Despite his uniform being a short sleeve shirt and tie with no safety equipment whatsoever, Colin’s only suffered one major injury in his inventing career. Naturally, there’s a video. “It’s called Getting Burnt, Popping Blisters And Peeling Off My Own Skin,” he reminisces cheerfully. “It’s age restricted as you can imagine.”

He giggles as he recounts the lucky escape. “So I’d made a jet engine out of a Transit van turbo fuelled from a gas bottle. The combustion chamber was a toilet brush tube and a toilet roll holder, which was like sort of siliconed together and held with a chain. The oil system was me just pouring oil in the top, catching it at the bottom, just recirculating it.”

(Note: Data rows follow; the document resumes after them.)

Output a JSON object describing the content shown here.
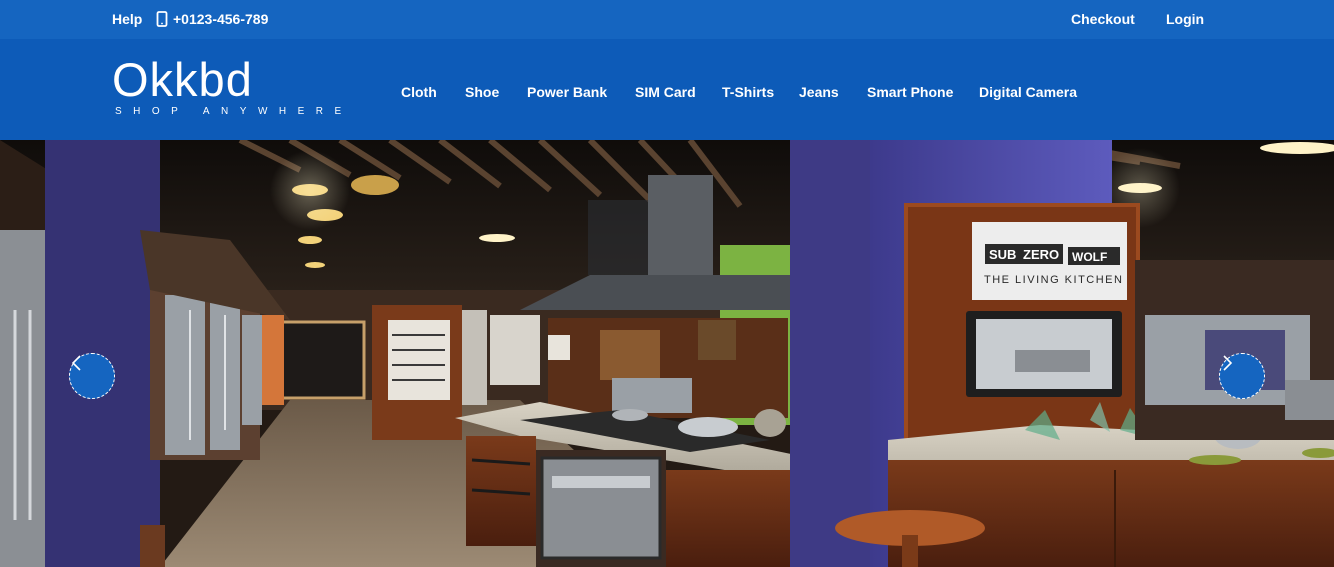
{
  "topbar": {
    "help": "Help",
    "phone": "+0123-456-789",
    "checkout": "Checkout",
    "login": "Login",
    "icons": {
      "phone": "mobile-phone-icon"
    }
  },
  "brand": {
    "name": "Okkbd",
    "tagline": "SHOP ANYWHERE"
  },
  "nav": {
    "items": [
      {
        "label": "Cloth"
      },
      {
        "label": "Shoe"
      },
      {
        "label": "Power Bank"
      },
      {
        "label": "SIM Card"
      },
      {
        "label": "T-Shirts"
      },
      {
        "label": "Jeans"
      },
      {
        "label": "Smart Phone"
      },
      {
        "label": "Digital Camera"
      }
    ]
  },
  "hero": {
    "sign_brand_left": "SUB",
    "sign_brand_mid": "ZERO",
    "sign_brand_right": "WOLF",
    "sign_subtitle": "THE LIVING KITCHEN",
    "icons": {
      "prev": "chevron-left-icon",
      "next": "chevron-right-icon"
    }
  },
  "colors": {
    "topbar": "#1565c0",
    "header": "#0d5bb8",
    "text": "#ffffff"
  }
}
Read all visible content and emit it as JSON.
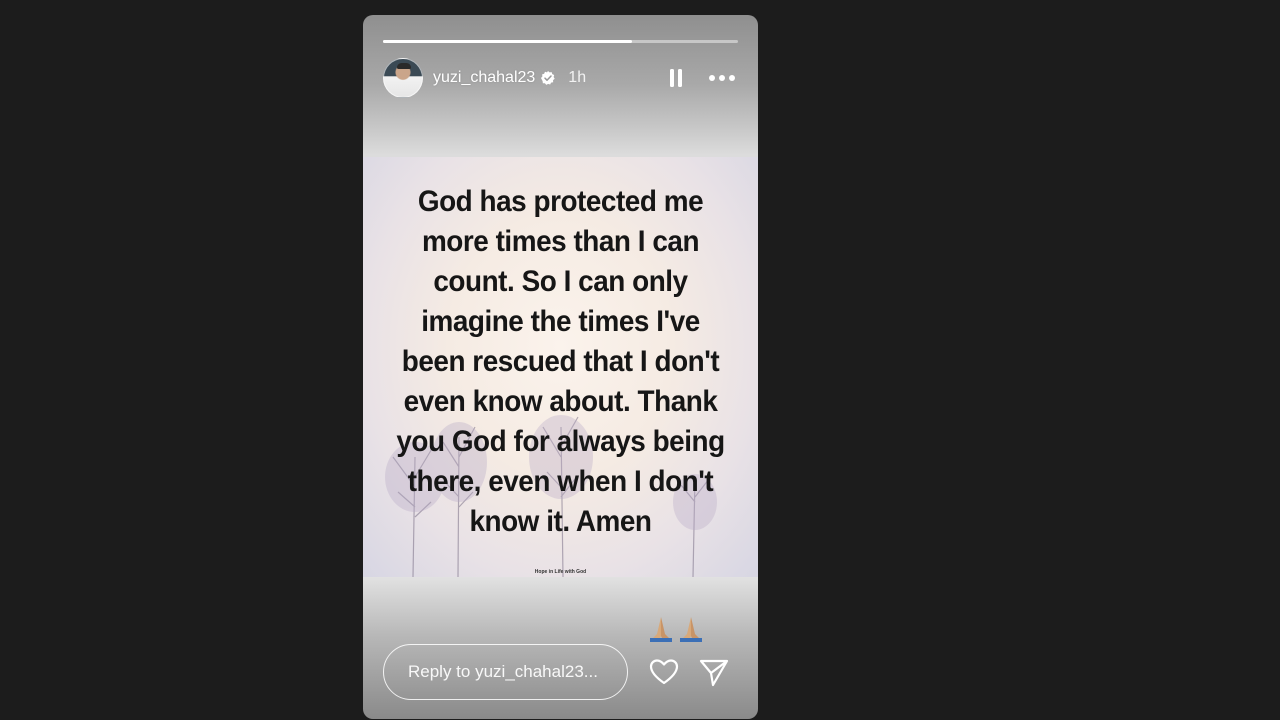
{
  "story": {
    "username": "yuzi_chahal23",
    "verified": true,
    "time_ago": "1h",
    "progress": 0.7,
    "quote_lines": [
      "God has protected me",
      "more times than I can",
      "count. So I can only",
      "imagine the times I've",
      "been rescued that I don't",
      "even know about. Thank",
      "you God for always being",
      "there, even when I don't",
      "know it. Amen"
    ],
    "watermark": "Hope in Life with God",
    "reaction_emoji": "🙏🏽🙏🏽",
    "reply_placeholder": "Reply to yuzi_chahal23..."
  },
  "icons": {
    "pause": "pause-icon",
    "more": "more-horizontal-icon",
    "verified": "verified-badge-icon",
    "like": "heart-icon",
    "share": "send-icon"
  },
  "colors": {
    "background": "#1c1c1c",
    "text_on_story": "#ffffff",
    "quote_text": "#161616",
    "verified_badge": "#ffffff"
  }
}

Mines  a double - Wheel Nut

“I’d gone in for a cup of tea, come back out and forgot I hadn’t tightened the nut up on the gas bottle. So I was sitting here trying to get it started and of course it was leaking gas, then all of a sudden a spark shot out the back and it just went booooooooofff. Literally blew the workshop doors open.” I’ll spare you the more grizzly details, but as he proudly shows off, there’s surprisingly little scarring.

When the underground garage is complete, it’ll feature a rotating car lift for carrying Colin’s DeLorean to ground level, while the tunnel that leads into the house will be extended beneath the garden to connect with the secret bunker lounge beneath his shed. “When we have a heatwave it stays nice and cool down here,” Colin says as we continue the tour. Not for long, after he’s demonstrated his flame-spewing electric guitar.

With all this hidden real estate, I have to ask: Is this uniquely Furze’d property now unsellable? “Everybody wants to know what it’s worth,” he laughs. “People say to me, ‘Oh, it’s worth millions now’ and I say, ‘If you had a million quid to spend on a house, would you buy one that from the surface looks like it’s worth 300 or 400 grand?’ The whole point is that it looks like a totally normal house, but there’s so much more underneath...”

And yes, the neighbours are roundly supportive of having a YouTube icon building military grade fun and games next door. I mean, if they ever got cheesed off, there’s no palaver trying to prove what he’s up to. Just send a YouTube link to the usual address.